David R. Surette is the author of seven collections of poetry including Stable, named an Honor Book at the 2016 Massachusetts Book Awards. His poems have been featured in the anthologies French Connections: A Gathering of Franco-American Poets; 3 Nations Anthology: Native, Canadian & New England Writers; and From the Farther Shore: Discovering Cape Cod and the Islands Through Poetry. He lives on Cape Cod.
Jeri Theriault grew up in Waterville, Maine and graduated from Colby College, later earning her MFA from Vermont College. Her poetry collections include Radost, my red, and Self-Portrait as Homestead.
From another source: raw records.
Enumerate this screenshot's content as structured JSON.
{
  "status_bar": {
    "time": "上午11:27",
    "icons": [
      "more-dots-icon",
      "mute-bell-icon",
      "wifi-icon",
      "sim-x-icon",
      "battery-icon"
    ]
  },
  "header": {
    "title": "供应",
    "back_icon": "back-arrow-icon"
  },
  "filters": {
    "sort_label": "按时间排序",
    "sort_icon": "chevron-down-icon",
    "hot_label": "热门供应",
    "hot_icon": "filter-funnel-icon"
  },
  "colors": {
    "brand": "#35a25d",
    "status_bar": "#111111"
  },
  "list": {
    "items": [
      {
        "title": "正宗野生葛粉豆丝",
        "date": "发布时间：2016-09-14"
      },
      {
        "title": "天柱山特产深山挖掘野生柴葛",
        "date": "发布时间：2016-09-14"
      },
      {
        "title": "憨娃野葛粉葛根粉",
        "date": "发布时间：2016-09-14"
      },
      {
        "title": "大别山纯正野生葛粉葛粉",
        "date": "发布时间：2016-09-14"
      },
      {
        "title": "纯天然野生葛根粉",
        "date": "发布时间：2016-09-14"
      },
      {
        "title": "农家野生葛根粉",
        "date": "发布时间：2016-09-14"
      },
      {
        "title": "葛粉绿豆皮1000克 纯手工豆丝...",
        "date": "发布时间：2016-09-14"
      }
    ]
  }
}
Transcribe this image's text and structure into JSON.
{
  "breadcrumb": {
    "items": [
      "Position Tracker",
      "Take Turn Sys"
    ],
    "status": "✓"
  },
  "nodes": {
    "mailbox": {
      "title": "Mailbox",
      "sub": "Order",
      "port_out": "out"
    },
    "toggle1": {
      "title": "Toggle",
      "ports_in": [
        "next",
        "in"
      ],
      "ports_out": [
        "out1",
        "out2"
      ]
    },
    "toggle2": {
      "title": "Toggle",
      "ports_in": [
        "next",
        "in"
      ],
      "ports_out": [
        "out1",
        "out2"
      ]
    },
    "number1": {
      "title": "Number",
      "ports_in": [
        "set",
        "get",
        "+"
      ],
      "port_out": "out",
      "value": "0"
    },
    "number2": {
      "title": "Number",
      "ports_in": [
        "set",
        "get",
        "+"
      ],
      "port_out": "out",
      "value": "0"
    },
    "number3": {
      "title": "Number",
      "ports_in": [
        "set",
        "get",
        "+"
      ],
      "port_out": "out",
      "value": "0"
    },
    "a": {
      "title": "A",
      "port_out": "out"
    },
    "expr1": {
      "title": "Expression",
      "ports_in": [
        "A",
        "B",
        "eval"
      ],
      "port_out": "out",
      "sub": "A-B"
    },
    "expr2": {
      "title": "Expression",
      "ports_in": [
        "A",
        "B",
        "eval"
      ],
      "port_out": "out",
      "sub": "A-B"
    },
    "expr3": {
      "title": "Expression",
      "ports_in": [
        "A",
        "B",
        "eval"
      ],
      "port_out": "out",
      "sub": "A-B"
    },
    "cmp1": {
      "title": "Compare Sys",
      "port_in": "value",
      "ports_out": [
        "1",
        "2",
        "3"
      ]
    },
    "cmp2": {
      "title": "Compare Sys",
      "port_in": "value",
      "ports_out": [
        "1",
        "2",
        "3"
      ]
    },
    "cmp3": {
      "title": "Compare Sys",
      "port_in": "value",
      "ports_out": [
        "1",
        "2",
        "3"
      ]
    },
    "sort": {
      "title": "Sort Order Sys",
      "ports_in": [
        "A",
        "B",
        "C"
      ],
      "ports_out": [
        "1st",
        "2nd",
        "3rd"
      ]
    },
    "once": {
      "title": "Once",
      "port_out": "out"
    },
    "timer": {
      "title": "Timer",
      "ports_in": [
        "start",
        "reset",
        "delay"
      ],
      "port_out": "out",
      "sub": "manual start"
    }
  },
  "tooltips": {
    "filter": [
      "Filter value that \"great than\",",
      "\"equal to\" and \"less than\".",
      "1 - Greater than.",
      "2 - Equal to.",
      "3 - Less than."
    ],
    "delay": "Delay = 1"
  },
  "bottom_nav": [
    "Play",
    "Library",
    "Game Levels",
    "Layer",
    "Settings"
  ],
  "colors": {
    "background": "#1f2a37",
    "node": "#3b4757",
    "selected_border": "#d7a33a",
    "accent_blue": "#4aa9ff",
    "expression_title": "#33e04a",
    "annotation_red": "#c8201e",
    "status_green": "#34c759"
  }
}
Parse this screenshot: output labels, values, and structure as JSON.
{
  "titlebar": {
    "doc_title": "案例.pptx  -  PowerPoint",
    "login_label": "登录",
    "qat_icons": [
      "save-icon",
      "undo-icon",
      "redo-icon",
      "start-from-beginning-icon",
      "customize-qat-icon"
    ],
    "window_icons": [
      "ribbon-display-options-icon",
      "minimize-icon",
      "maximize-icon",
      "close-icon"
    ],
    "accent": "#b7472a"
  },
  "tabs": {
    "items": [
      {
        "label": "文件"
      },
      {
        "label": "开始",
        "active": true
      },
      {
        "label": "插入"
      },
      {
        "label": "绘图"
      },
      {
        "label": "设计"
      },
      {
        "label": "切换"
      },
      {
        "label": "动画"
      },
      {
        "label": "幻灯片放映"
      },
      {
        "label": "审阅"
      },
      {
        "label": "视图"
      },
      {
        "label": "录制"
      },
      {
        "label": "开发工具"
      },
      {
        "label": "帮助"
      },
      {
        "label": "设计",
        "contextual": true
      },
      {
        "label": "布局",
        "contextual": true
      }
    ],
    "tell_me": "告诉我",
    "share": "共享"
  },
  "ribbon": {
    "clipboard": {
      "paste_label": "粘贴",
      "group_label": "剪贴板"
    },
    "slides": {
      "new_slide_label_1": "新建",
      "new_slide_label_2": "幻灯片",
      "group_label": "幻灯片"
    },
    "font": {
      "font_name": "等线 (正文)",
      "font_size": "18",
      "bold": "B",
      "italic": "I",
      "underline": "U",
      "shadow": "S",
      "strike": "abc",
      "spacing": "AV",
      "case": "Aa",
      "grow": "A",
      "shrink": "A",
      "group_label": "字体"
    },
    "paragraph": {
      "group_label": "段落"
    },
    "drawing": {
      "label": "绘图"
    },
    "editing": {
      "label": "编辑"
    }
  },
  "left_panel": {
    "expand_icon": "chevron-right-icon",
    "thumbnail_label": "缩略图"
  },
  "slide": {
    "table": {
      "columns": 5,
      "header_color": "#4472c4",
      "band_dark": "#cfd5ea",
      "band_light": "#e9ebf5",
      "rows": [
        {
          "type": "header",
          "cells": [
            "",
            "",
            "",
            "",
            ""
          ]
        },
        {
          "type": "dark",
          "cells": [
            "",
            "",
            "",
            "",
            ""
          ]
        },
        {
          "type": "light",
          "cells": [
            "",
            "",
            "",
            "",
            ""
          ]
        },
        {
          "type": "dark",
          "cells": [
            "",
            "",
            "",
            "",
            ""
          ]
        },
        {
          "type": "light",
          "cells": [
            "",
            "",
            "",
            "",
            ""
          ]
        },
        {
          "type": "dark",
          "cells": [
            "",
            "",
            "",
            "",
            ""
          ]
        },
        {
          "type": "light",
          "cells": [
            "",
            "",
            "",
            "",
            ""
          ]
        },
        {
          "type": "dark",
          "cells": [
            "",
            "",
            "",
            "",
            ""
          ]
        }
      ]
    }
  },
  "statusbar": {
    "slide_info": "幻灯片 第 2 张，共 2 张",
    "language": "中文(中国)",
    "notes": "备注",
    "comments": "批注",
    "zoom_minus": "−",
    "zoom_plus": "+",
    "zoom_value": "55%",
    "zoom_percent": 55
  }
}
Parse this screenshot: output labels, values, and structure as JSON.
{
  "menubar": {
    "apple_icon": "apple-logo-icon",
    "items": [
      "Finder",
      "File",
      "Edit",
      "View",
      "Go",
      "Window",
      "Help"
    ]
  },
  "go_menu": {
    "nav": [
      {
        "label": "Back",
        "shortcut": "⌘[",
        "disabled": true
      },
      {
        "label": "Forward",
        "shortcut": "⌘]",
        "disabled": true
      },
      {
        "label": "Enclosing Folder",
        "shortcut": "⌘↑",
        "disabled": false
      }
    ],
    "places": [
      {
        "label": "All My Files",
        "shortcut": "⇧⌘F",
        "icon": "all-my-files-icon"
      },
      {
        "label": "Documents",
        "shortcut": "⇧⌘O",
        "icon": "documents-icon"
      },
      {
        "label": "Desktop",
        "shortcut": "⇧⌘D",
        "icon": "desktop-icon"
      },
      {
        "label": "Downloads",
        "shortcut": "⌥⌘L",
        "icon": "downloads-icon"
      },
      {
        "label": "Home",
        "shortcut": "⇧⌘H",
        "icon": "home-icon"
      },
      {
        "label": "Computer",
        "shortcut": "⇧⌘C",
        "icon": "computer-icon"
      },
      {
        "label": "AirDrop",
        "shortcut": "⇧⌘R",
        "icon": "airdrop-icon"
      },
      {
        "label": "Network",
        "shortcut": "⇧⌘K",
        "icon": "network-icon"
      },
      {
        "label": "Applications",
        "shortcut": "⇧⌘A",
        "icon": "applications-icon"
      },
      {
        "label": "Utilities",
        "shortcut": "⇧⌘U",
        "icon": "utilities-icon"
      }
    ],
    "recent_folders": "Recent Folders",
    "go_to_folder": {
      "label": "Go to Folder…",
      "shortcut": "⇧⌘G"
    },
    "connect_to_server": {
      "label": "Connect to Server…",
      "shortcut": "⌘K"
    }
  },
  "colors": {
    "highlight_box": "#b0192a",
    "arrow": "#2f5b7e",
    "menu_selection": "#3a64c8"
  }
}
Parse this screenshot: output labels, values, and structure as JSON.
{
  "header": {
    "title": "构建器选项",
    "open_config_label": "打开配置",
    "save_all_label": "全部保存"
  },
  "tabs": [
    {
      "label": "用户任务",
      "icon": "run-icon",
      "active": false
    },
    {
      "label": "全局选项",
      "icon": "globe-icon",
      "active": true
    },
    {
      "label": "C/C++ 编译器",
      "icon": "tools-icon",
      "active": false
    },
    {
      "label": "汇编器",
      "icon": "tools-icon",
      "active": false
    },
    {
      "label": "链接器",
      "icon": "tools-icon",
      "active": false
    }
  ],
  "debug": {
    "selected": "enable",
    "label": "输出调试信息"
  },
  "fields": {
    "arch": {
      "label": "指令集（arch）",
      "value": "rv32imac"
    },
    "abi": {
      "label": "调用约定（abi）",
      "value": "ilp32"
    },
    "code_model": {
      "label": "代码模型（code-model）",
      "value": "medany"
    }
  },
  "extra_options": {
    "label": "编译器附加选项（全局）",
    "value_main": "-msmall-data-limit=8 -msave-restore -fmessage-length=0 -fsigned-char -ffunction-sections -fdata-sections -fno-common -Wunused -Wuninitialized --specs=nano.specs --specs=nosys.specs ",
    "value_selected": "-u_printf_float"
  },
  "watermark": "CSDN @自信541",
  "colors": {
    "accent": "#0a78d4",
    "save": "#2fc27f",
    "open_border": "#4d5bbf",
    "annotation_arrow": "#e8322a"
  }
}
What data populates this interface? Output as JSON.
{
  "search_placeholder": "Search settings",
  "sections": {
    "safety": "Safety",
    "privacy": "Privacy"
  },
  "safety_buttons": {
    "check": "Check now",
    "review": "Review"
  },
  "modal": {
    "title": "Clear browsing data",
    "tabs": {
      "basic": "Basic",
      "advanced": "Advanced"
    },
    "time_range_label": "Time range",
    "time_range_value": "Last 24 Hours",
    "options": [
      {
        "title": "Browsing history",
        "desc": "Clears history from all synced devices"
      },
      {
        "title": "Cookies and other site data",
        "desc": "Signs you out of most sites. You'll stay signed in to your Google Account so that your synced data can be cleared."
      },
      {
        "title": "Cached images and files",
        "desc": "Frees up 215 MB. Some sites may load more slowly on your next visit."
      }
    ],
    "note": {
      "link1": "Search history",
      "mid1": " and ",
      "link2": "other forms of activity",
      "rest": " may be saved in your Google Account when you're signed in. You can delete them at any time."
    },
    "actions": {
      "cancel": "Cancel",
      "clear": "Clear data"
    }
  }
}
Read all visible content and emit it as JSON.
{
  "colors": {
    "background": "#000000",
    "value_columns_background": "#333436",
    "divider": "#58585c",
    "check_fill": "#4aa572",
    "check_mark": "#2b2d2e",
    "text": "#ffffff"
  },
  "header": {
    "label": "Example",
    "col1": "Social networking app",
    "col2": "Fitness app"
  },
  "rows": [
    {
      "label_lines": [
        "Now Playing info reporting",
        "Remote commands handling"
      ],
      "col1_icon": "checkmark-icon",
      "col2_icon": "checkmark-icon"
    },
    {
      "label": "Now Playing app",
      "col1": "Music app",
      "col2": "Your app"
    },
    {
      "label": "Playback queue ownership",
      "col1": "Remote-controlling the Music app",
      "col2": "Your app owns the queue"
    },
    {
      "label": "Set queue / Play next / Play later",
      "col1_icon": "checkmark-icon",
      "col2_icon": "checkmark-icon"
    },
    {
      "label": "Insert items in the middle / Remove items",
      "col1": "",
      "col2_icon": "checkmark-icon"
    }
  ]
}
Her poems and reviews appear in The Atlanta Review, Asheville Poetry Review, Plume, and many other publications. Recent awards include the 2023 Maine Arts Commission Literary Arts Fellowship, the 2023 Monson Arts Fellowship, and the 2022 NORward Prize. Jeri lives in South Portland.
Though Erin Trahan grew up in Michigan and now lives in Massachusetts, she traces her French ancestry through Québec and has visited often to research and co-author several Frommer’s travel guides to the region. For nearly two decades she has written about and reported on independent film for outlets such as The Boston Globe and WBUR (Boston’s NPR news station), where she is a regular contributor. She also teaches at Emerson College, writes poetry and personal essays, and has a documentary in the works.
David Vermette is an author and an independent researcher. He is the author of the book A Distinct Alien Race: The Untold Story of Franco-Americans (Montreal, Baraka Books, 2018) and the blog French North America. His writing has appeared in Smithsonian and Time, and he has authored articles and reviews published by Histoire sociale/Social History, Résonance, and Le Forum (University of Maine). He wrote a chapter in the book French All Around Us (New York, CALEC-TBR, 2022), and also contributed to Franco-Amérique: Nouvelle édition revue et augmentée (Quebec, Septentrion, 2017). He is a frequent speaker on the topic of Franco-American history.
Erica Vermette is a Boston-area visual artist, designer and writer of Filipino and Franco-American heritage. She is a graduate of the School of the Museum of Fine Arts. Her work has been featured in the dual show CROSSROADS, as well as various other regional shows.